Personalized promos keep price-sensitive shoppers engaged

Given the importance of these consumers to select categories, Jacques recommends retailers and brands leverage targeted and personalized promotions to keep them engaged in those departments and spending at levels more akin to pre-COVID.

“It is so important to understand the shoppers and not treat them all the same. You’ve got some that are more sensitive to price,”​ and will seek and respond to promos, and others who want more premium offerings that respond to their desire for increased quality, she said.

She explained for this to succeed, Symphony RetailAI helps retailers understand shoppers’ sensitivity first to price and then promotions so that marketing dollars more effectively drive sales not just in the impact category but across the store as well.

She also recommends retailers and brands in important segments improve displays to draw the attention of price-sensitive shoppers to areas where they are reinvesting.
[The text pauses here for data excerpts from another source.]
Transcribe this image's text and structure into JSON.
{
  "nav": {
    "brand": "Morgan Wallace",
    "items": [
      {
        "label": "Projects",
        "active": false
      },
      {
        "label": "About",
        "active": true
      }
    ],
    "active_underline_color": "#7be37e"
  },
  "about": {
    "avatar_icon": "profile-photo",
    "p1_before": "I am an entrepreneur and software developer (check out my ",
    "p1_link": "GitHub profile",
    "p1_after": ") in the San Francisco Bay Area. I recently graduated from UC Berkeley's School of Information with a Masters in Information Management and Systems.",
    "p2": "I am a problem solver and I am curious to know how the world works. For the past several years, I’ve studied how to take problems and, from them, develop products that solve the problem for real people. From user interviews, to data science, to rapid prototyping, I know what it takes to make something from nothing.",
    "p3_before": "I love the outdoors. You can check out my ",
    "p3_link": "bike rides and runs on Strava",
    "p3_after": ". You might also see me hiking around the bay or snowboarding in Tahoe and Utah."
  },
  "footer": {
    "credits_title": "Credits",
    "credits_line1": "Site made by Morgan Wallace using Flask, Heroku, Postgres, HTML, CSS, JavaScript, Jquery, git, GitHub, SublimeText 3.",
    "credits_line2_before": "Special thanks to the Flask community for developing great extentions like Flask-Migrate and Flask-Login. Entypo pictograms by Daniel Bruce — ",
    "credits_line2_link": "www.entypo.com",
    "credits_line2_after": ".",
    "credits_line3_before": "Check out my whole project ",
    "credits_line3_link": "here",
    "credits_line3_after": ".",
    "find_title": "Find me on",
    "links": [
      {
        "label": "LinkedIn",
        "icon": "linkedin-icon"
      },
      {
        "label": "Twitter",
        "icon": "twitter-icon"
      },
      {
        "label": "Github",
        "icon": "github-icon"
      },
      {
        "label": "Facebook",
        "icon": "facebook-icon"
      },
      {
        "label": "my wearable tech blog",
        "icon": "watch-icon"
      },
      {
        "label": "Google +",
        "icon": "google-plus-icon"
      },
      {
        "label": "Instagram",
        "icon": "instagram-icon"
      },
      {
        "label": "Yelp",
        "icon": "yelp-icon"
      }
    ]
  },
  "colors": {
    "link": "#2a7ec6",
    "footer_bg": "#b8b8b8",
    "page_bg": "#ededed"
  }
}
To ensure promotions are effective and best know when and how to rotate them, Symphony RetailAI also recommends retailers and brands benchmark “problem child categories” so they track the impact of investments and know how much and when to reinvest in price and promotions.

This becomes particularly important given the volatility of the inflationary environment, currently, and for planning purposes as inflation improves, said Jacques. She explained that she does expect inflation to improve, but notes that retailers and CPG manufacturers will be slower to respond, but that personalized and strategic promotions can help offset negative impacts as the market rebalances.